Kernpunten van beleid
i)
Voorwaarden van toegang van spoorwegondernemingen tot dienstenvoorzieningen en de in die voorzieningen aangeboden diensten (artikel 13 en bijlage III)
Om te voorzien in goede markttoegang voor nieuwe spoorwegondernemingen en zodoende tot meer mededinging in de spoorwegsector te komen, stelt de Commissie voor met betrekking tot het beheer van dienstenvoorzieningen en het aanbieden van spoorverkeer onafhankelijkheidsvereisten in te voeren (bv. juridisch, organisatorisch en op het gebied van besluitvorming) om belangenconflicten te vermijden tussen aanbieders van spoorgebonden diensten en/of eigenaars van voorzieningen enerzijds en de traditionele spoorwegondernemingen anderzijds.
De Raad is van mening dat het Commissievoorstel op dit punt moet worden gewijzigd, om de verwijzing naar "juridische onafhankelijkheid" te vervangen door de eis van "organisatorische onafhankelijkheid en onafhankelijkheid bij besluitvorming". Meer bepaald introduceert de Raad een onderscheid tussen essentiële dienstenvoorzieningen,waarvoor meer concurrentie moet worden gewaarborgd, en de overige dienstenvoorzieningen. Wat laatstgenoemde betreft voorziet de Raad alleen in gescheiden rekeningen; m.b.t. de essentiële dienstenvoorzieningen waartoe ruimere toegang moet worden verleend, heeft de Raad de eis van onafhankelijkheid op organisatorisch en besluitvormingsgebied geïntroduceerd.

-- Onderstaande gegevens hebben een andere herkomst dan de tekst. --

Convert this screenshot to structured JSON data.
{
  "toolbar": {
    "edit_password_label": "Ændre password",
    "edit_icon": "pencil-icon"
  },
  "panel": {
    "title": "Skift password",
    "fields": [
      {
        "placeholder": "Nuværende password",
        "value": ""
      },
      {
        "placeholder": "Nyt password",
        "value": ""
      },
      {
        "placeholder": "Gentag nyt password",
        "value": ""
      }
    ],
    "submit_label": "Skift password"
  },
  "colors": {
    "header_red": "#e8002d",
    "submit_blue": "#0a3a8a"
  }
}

Voorts voegt de Raad toe dat deze onafhankelijkheid niet inhoudt dat er een afzonderlijke onderneming of entiteit voor dienstenvoorzieningen moet worden opgericht en dat kan worden volstaan met de organisatie van afzonderlijke afdelingen binnen één onderneming.
Voorts stelt de Commissie voor in de oorspronkelijke tekst "gebruiken of leasen"-bepalingen in te voeren voor het beheer van spoorgebonden dienstenvoorzieningen. Een voorziening die gedurende zekere tijd niet is gebruikt, moet door haar eigenaar (via verhuur of leasing) aan andere belangstellenden worden aangeboden. De voorgestelde maatregel beoogt verhoging van het aanbod van voorzieningen op de markt door kunstmatige verzadiging tegen te gaan.
18581/11 ADD 1
gar/JEL/lm DG C I C
4
L
De Raad is het eens met de voorgestelde aanpak maar stelt een termijn van drie jaar voor in plaats van de twee jaar van het Commissievoorstel. Voorts is de Raad van mening dat de spoorwegonderneming de exploitant op basis van aangetoonde behoeften moet laten weten belangstelling te hebben voor gebruik van de voorziening. Tot slot voegt de Raad eraan toe dat de exploitant het recht heeft de leasing of verhuring van die voorziening te voorkomen door aan te tonen dat er een omschakelingsproces aan de gang is.
Het Europees Parlement stelt voor de reikwijdte van de vereisten inzake scheiding in artikel 13, lid 2, te vergroten. De Raad kan echter niet accepteren dat de eisen inzake scheiding voor nog meer dienstenvoorzieningen gaan gelden.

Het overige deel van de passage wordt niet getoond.